Hickam Air Force Base, Hawaii, officials planned a welcome home celebration for the crew, complete with a Marine Corps band and red-carpet treatment.

The main event is expected to be held at Whidbey Island, and some crewmembers might not be reunited with their families until then because the schedule in Hawaii would be tight, Barger said.

"If the families desire to come here, even though we discourage that, we’d work that into the schedule," he said.

The poking and prodding of the crew actually started as soon as the plane carrying them to freedom lifted off from Hainan on Thursday, said Pentagon spokesman Rear Adm. Craig Quigley during a press briefing in Washington.

A 13-member repatriation team of psychologists, medical doctors and intelligence officers was aboard the Continental Airlines 737 that left China carrying the crew toward American soil, Quigley said.

"You get a 12-hour, more or less, jumpstart on the whole process before you get to Hawaii," he said. "Before details of the collision start to fade ... we want to see if we can capture their memory while they are still fresh."
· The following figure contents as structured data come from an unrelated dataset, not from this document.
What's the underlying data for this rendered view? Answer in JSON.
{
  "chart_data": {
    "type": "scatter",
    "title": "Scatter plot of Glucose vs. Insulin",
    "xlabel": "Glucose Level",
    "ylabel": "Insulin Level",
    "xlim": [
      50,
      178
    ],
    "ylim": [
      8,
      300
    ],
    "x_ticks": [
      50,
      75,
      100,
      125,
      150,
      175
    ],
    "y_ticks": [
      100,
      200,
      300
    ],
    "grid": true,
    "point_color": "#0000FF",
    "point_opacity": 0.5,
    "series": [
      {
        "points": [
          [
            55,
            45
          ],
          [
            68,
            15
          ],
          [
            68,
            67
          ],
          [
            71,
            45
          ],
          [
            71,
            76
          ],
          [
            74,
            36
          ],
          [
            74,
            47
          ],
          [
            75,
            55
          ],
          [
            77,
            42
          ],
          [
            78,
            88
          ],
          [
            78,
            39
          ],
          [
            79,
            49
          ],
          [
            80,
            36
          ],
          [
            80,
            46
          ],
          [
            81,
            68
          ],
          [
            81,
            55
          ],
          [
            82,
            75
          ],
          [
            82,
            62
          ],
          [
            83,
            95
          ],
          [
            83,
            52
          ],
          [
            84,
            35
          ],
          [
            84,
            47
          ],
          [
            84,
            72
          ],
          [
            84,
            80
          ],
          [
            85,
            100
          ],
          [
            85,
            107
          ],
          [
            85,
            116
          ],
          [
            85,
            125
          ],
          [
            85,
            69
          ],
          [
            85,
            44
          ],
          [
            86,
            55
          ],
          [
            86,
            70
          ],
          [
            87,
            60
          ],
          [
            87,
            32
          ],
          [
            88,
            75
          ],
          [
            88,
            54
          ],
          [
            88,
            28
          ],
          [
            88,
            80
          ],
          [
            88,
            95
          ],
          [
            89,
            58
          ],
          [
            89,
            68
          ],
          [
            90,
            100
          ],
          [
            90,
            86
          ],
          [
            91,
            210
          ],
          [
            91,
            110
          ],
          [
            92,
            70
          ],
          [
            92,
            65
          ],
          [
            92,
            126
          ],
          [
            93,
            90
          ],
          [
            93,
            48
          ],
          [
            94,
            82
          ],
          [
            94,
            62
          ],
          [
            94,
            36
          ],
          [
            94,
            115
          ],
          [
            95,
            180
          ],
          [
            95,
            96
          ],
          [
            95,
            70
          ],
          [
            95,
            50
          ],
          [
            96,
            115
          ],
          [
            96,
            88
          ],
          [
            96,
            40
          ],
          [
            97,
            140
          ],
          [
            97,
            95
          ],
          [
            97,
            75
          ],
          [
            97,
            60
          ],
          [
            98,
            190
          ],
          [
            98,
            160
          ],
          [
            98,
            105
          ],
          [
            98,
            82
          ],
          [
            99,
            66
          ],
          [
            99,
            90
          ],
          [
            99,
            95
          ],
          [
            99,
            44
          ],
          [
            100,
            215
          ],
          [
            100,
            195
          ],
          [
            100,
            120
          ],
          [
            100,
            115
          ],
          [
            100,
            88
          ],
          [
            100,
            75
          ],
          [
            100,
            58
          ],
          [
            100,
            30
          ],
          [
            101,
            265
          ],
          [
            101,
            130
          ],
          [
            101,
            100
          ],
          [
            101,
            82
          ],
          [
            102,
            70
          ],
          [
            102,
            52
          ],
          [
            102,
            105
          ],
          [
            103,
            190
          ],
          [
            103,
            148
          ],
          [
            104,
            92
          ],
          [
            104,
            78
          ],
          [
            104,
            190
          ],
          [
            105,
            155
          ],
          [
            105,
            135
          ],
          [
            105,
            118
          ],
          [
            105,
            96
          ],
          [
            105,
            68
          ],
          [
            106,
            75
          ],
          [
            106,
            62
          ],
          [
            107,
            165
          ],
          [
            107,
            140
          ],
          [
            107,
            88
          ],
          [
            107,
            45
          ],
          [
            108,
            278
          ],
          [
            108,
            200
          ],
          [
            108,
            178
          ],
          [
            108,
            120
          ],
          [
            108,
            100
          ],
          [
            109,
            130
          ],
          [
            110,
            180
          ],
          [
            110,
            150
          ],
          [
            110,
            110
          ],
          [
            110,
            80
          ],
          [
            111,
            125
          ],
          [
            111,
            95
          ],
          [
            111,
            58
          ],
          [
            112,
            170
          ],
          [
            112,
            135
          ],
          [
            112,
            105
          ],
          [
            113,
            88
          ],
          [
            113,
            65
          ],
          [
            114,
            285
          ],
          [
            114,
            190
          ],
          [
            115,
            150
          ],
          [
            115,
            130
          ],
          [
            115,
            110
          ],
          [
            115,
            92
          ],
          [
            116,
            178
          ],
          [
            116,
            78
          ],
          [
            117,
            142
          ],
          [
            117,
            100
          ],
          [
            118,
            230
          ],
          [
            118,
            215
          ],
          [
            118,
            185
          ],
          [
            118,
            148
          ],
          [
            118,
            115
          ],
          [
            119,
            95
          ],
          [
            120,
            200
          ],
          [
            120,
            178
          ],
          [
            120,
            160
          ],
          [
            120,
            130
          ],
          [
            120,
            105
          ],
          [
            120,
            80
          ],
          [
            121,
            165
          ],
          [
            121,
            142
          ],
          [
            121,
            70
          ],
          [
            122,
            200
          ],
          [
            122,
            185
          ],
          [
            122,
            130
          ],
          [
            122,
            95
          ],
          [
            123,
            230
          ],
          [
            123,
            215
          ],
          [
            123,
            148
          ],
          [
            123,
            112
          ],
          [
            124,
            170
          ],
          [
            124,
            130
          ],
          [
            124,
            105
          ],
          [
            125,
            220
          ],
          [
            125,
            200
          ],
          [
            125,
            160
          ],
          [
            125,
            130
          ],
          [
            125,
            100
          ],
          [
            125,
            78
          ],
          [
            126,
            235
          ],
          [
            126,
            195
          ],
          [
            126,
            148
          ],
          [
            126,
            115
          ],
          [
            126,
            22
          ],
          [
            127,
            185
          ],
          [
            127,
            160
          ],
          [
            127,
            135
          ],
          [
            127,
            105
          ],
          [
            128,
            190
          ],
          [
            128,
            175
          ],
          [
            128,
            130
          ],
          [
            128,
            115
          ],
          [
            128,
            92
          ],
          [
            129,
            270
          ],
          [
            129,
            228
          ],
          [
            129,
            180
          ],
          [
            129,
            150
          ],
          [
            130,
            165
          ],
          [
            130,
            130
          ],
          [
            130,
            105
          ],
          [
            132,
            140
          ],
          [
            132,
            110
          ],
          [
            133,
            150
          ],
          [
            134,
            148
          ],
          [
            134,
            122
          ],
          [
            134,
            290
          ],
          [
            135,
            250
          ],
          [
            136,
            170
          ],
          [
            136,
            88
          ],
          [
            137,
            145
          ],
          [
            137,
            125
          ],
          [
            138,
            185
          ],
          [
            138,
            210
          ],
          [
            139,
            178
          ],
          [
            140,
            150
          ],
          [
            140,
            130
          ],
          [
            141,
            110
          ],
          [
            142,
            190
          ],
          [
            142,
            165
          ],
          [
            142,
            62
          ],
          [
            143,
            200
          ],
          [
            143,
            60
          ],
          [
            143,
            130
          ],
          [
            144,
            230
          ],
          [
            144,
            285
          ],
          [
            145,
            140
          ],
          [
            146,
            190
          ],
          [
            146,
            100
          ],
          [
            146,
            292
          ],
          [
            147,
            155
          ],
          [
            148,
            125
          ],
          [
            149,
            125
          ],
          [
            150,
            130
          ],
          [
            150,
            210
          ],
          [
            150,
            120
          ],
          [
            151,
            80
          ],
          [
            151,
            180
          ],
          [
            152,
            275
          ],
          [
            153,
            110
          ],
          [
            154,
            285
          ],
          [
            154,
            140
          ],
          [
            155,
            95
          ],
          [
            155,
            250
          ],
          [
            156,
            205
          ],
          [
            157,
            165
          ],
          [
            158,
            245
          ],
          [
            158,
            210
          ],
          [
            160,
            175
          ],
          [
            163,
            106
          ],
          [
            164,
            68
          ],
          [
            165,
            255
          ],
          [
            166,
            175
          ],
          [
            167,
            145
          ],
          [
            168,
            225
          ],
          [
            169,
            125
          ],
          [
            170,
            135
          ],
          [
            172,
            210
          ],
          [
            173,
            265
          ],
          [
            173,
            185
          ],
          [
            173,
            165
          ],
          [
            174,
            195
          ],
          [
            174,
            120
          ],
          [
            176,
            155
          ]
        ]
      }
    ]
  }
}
A military mental health professional at Yokosuka Naval Base near Tokyo said that, in general, getting the crew to talk about their experience is a top priority.

"The goal for these type of teams is to get people to process through their emotions ... to get them to talk about how they feel," he said.

It’s important for the crewmembers to express how they feel and to be reassured that they are not mentally ill, said the official. They need to know that what they are going through – the feelings of anger, sadness and mental distress – is normal, he said.

The typical routine is to get the crewmembers to have group discussions so that they can see that they are not alone in their feelings, he said. It also is important for crewmembers to get back into a normal routine.

"If they take too much time off from their work, they might start believing something is wrong with them," he said. "It’s important to get people back on the horse, so to speak."

Quigley said the EP-3E pilot demonstrated a "spectacular feat of airmanship to bring it down safely."

Now that the crew is on its way home, the U.S. military’s next concern is retrieving the plane. "We consider it American property and we want our plane back," Quigley said.

Jan Childs contributed to this report.